Consumers will have downloaded 25 billion mobile applications to their smartphones by the year 2015, claims market research firm Juniper Research in a report released today. That’s an increase from less than 2.6 billion applications in 2009.

Part of this projected increase is due to the launch of additional “app stores” worldwide, including those in large markets like China and India. However, cautions the report, just mimicking Apple’s model alone may not be enough. “Customers are buying the iPhone for the apps,” says report author Dr. Windsor Holden. “That’s not been the case with other handsets.”

Big Markets, Lots of Downloads

The report specifically makes mention of app store efforts from China Unicom, India’s Bharti and the Vodafone 360 app and games shop, the latter available on 247 mobile networks in more than 60 countries. Also mentioned is GetJar, a cross-platform mobile application store which just exceeded 1 billion downloads last month.

Although perhaps not a household name yet, GetJar offers around 65,000 applications (compared to Apple’s 225,000, for example). The company aims to triple its revenue over the course of the next year, double its workforce and make its online store more reliable and user-friendly, GetJar CMO Patrick Mork told the Wall St. Journal in June.

25 Billion by 2015…or 50 Billion by 2012? Conflicting Reports Confuse

In that same article, Mork said consumers would download 7 billion applications to their handsets in 2009, a number much higher than that reported by Juniper today. He also said that 50 billion apps would be downloaded in 2012, a number twice as large as the one being reported for 2015 by Juniper’s report.

Mork didn’t pull those numbers out of thin air, however. They come from a report GetJar commissioned, released in March. Consulting firm Chetan Sharma Consulting performed an independent study which predicted a year-over-year growth rate of 92% for mobile app downloads, with an economy that would generate $17.5 billion in sales by 2012.

Whether or not you want to believe those numbers or the more conservative predictions from Juniper, however, is up to you.

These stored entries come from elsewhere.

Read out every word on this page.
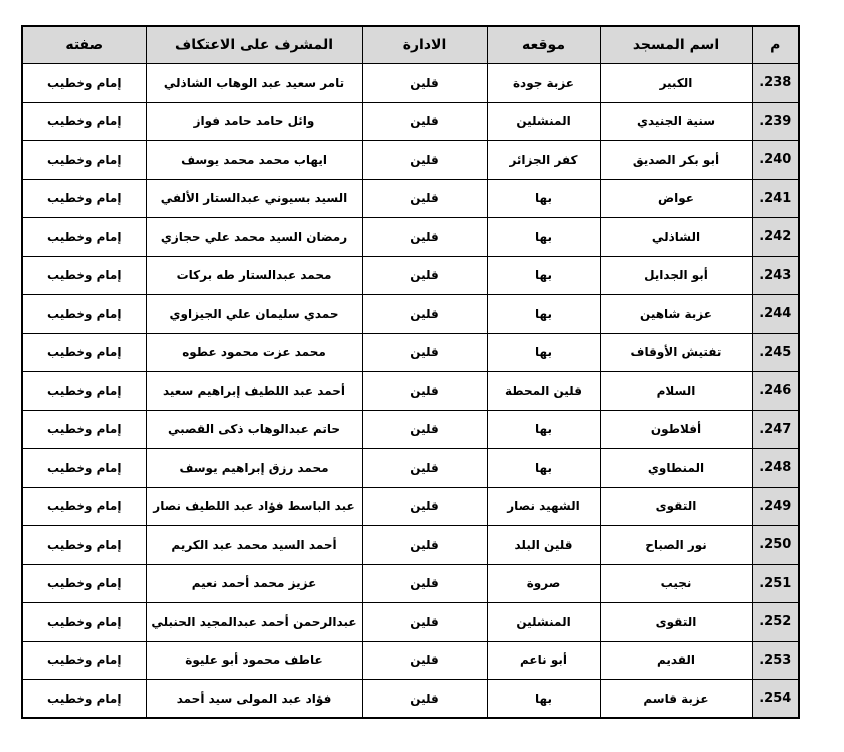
م	اسم المسجد	موقعه	الادارة	المشرف على الاعتكاف	صفته
238.	الكبير	عزبة جودة	قلين	تامر سعيد عبد الوهاب الشاذلي	إمام وخطيب
239.	سنية الجنيدي	المنشلين	قلين	وائل حامد حامد فواز	إمام وخطيب
240.	أبو بكر الصديق	كفر الجزائر	قلين	ايهاب محمد محمد يوسف	إمام وخطيب
241.	عواض	بها	قلين	السيد بسيوني عبدالستار الألفي	إمام وخطيب
242.	الشاذلي	بها	قلين	رمضان السيد محمد علي حجازي	إمام وخطيب
243.	أبو الجدايل	بها	قلين	محمد عبدالستار طه بركات	إمام وخطيب
244.	عزبة شاهين	بها	قلين	حمدي سليمان علي الجيزاوي	إمام وخطيب
245.	تفتيش الأوقاف	بها	قلين	محمد عزت محمود عطوه	إمام وخطيب
246.	السلام	قلين المحطة	قلين	أحمد عبد اللطيف إبراهيم سعيد	إمام وخطيب
247.	أفلاطون	بها	قلين	حاتم عبدالوهاب ذكى القصبي	إمام وخطيب
248.	المنطاوي	بها	قلين	محمد رزق إبراهيم يوسف	إمام وخطيب
249.	التقوى	الشهيد نصار	قلين	عبد الباسط فؤاد عبد اللطيف نصار	إمام وخطيب
250.	نور الصباح	قلين البلد	قلين	أحمد السيد محمد عبد الكريم	إمام وخطيب
251.	نجيب	صروة	قلين	عزيز محمد أحمد نعيم	إمام وخطيب
252.	التقوى	المنشلين	قلين	عبدالرحمن أحمد عبدالمجيد الحنبلي	إمام وخطيب
253.	القديم	أبو ناعم	قلين	عاطف محمود أبو عليوة	إمام وخطيب
254.	عزبة قاسم	بها	قلين	فؤاد عبد المولى سيد أحمد	إمام وخطيب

We feel more comfortable with Juniper’s numbers, though, over those from a commissioned study financed by an app store company.

Don’t Just Copy Apple

Juniper’s report also warns that simply copying the Apple “iTunes App Store” model may not be enough to encourage developers to build apps for a particular platform. (Case in point: Palm’s webOS or Nokia’s OVI store, perhaps?) Instead, an app store would need to demonstrate sufficient scale in order for developers to get involved.

After noting that people are buying the iPhone specifically for the apps, Holden said the same may not be true for other mobile manufacturers. “Even if you have a subscriber base of tens of millions,” says Holden, “your addressable market is a fraction of that – and spread across a variety of operating systems and handsets.”

Also according to Holden, “freemium” is now becoming the prevalent business model for mobile applications, with in-app purchases, subscription services, micropayments for virtual items and upgrades to premium content as the method for monetizing a developer’s efforts.